Welcomed to the stage with a thunderous applause and his name emblazoned behind the stage, it seemed almost expected that the long haired 25-year-old would open with something upbeat to fit the mood. Instead, he strummed right into one of his slower tracks, Like Real People Do, before continuing into the bluesy Angel Of Small Death and Codeine Scene. Feel good tune Jackie and Wilson spurned a giant singalong while one of his most pop-sounding songs Someone New had the crowd dancing. To Be Alone and Arsonist’s Lullabye had a more a more rock’n’roll feel to it, showcasing the singer’s versatile sound.
A cover of Blackbird by The Beatles may not have gone down as well as his own tunes, but the crooner managed to make the song his own, switching up the arrangements and taking full advantage of his six-piece backing band. It wasn’t long before he was back into familiar territory though, with the crowd lapping up every moment.
Accompanied by fellow Irish songbird Karen Cowley, from opening act Wyvern Lingo, for a stunning duet of In A Week, it felt as if the oxygen had been taken from the room. It is a tragic tale about two lovers ‘doing what lovers do’ on the Wicklow Mountains near Bray in Ireland, a place which, as Hozier says, is usually followed or lead by the phrase ‘has been found dead’.

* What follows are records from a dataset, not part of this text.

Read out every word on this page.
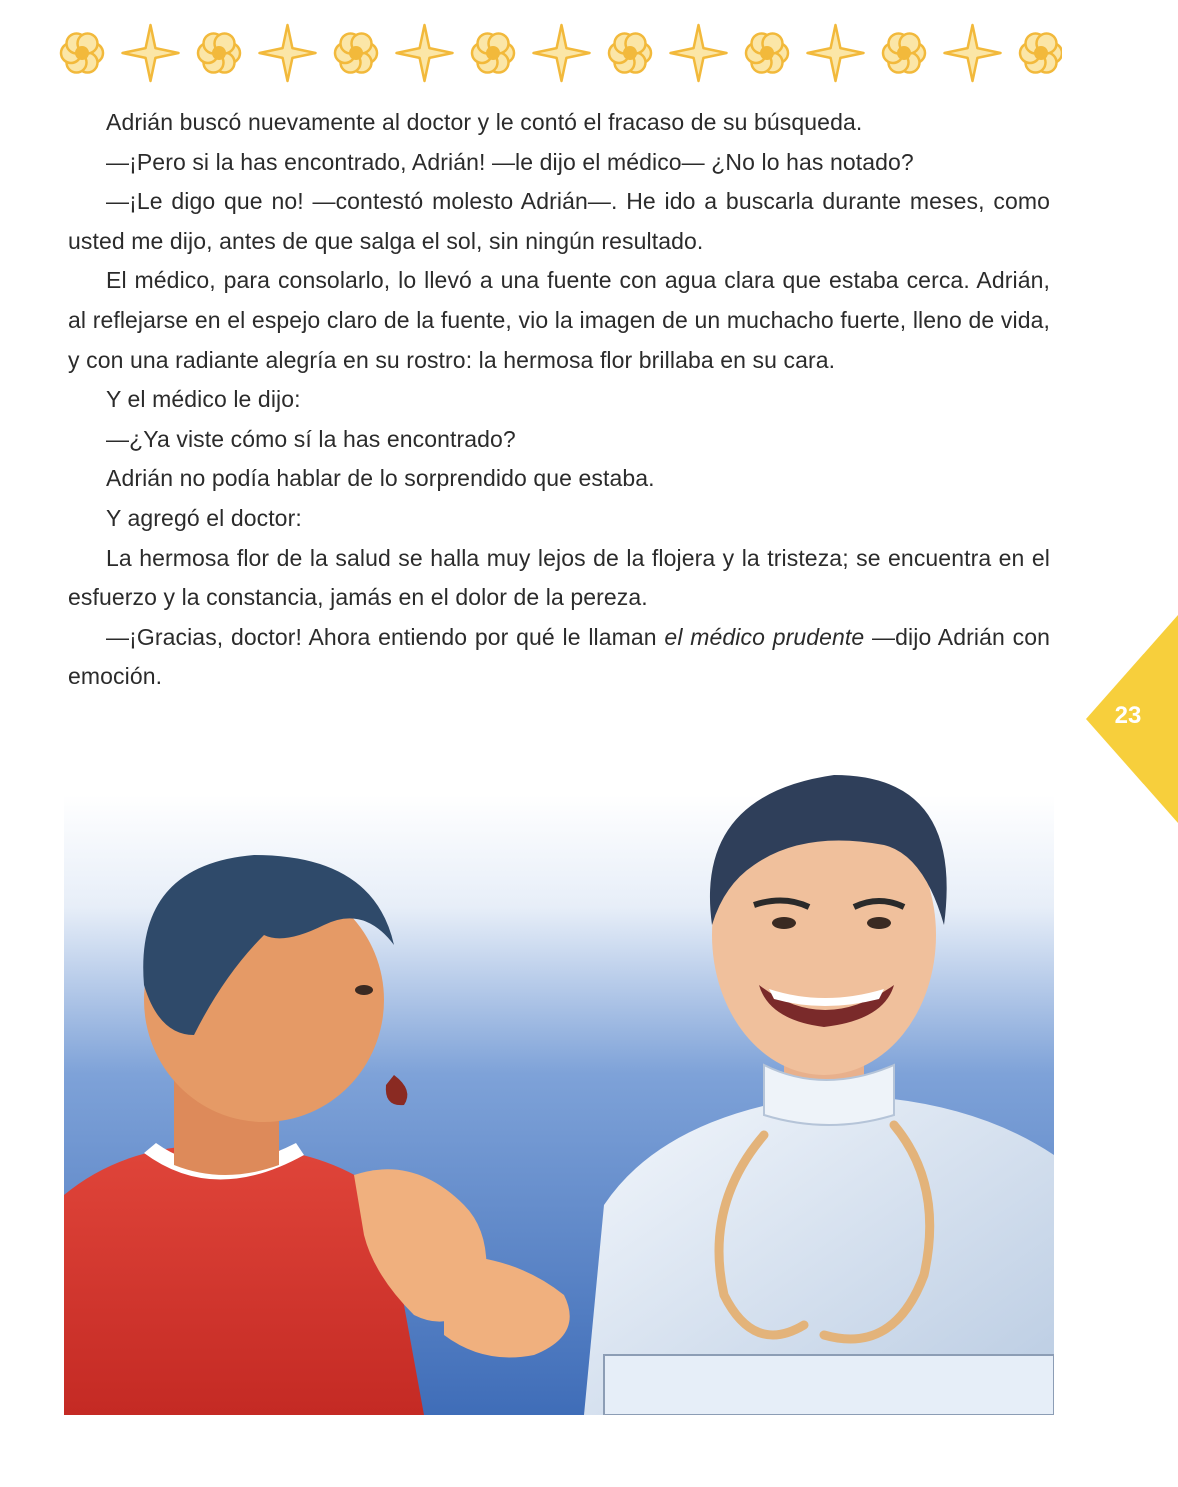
Adrián buscó nuevamente al doctor y le contó el fracaso de su búsqueda.

—¡Pero si la has encontrado, Adrián! —le dijo el médico— ¿No lo has notado?

—¡Le digo que no! —contestó molesto Adrián—. He ido a buscarla durante meses, como usted me dijo, antes de que salga el sol, sin ningún resultado.

El médico, para consolarlo, lo llevó a una fuente con agua clara que estaba cerca. Adrián, al reflejarse en el espejo claro de la fuente, vio la imagen de un muchacho fuerte, lleno de vida, y con una radiante alegría en su rostro: la hermosa flor brillaba en su cara.

Y el médico le dijo:

—¿Ya viste cómo sí la has encontrado?

Adrián no podía hablar de lo sorprendido que estaba.

Y agregó el doctor:

La hermosa flor de la salud se halla muy lejos de la flojera y la tristeza; se encuentra en el esfuerzo y la constancia, jamás en el dolor de la pereza.

—¡Gracias, doctor! Ahora entiendo por qué le llaman el médico prudente —dijo Adrián con emoción.

23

Closing the set with the song that put his name in lights, the audience turned itself into a gospel choir, threatening to drown out the very vocals they had paid to hear. Take Me To Church is a performance you need to see to believe. Hozier’s remarkable vocals combined with the passion of his fans is a spiritual experience in itself. Returning for an encore of sweet love song Cherry Wine and fan-favourite Work Song, the crowd were begging for more by the time the Grammy-nominated singer left the stage for the last time.

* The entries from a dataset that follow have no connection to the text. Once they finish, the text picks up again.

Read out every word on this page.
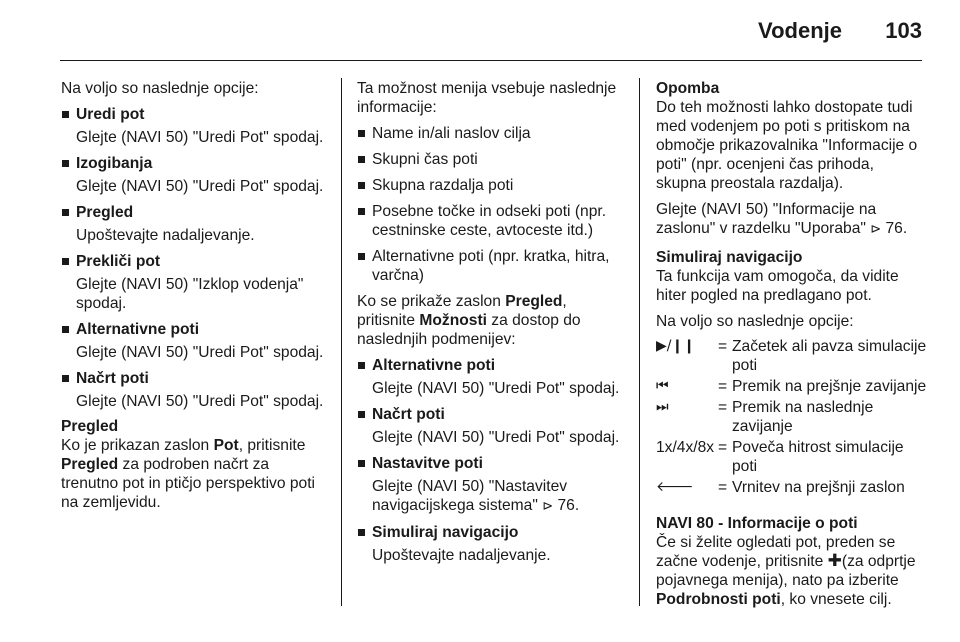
Vodenje 103

Na voljo so naslednje opcije:

Uredi pot

Glejte (NAVI 50) "Uredi Pot" spodaj.

Izogibanja

Glejte (NAVI 50) "Uredi Pot" spodaj.

Pregled

Upoštevajte nadaljevanje.

Prekliči pot

Glejte (NAVI 50) "Izklop vodenja" spodaj.

Alternativne poti

Glejte (NAVI 50) "Uredi Pot" spodaj.

Načrt poti

Glejte (NAVI 50) "Uredi Pot" spodaj.

Pregled

Ko je prikazan zaslon Pot, pritisnite Pregled za podroben načrt za trenutno pot in ptičjo perspektivo poti na zemljevidu.

Ta možnost menija vsebuje naslednje informacije:

Name in/ali naslov cilja
Skupni čas poti
Skupna razdalja poti
Posebne točke in odseki poti (npr. cestninske ceste, avtoceste itd.)
Alternativne poti (npr. kratka, hitra, varčna)

Ko se prikaže zaslon Pregled, pritisnite Možnosti za dostop do naslednjih podmenijev:

Alternativne poti

Glejte (NAVI 50) "Uredi Pot" spodaj.

Načrt poti

Glejte (NAVI 50) "Uredi Pot" spodaj.

Nastavitve poti

Glejte (NAVI 50) "Nastavitev navigacijskega sistema" ⊳ 76.

Simuliraj navigacijo

Upoštevajte nadaljevanje.

Opomba

Do teh možnosti lahko dostopate tudi med vodenjem po poti s pritiskom na območje prikazovalnika "Informacije o poti" (npr. ocenjeni čas prihoda, skupna preostala razdalja).

Glejte (NAVI 50) "Informacije na zaslonu" v razdelku "Uporaba" ⊳ 76.

Simuliraj navigacijo

Ta funkcija vam omogoča, da vidite hiter pogled na predlagano pot.

Na voljo so naslednje opcije:

▶/❙❙	= Začetek ali pavza simulacije poti
⏮	= Premik na prejšnje zavijanje
⏭	= Premik na naslednje zavijanje
1x/4x/8x = Poveča hitrost simulacije poti
🡐	= Vrnitev na prejšnji zaslon

NAVI 80 - Informacije o poti

Če si želite ogledati pot, preden se začne vodenje, pritisnite ✚(za odprtje pojavnega menija), nato pa izberite Podrobnosti poti, ko vnesete cilj.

It is an impressive feat to be able to captivate an audience through an entire 13 song set, and yet Hozier seems to have mastered the act. He has the incredible ability to turn any venue into an intimate show, and is quite simply mesmerizing to watch. Taking the time to introduce his entire backing band, and the people who work behind the scenes – from his guitar tech to their lighting man – Hozier shows just why he is dominating stages all over the world. Not only does he ooze talent and showmanship, he is a genuinely nice guy.
No word on when album 2 will be out yet, but there’s still a lot more for this Irish wonder to give. There’s a reason he is selling out shows everywhere he goes, and its only up-hill from here. Next up, arenas.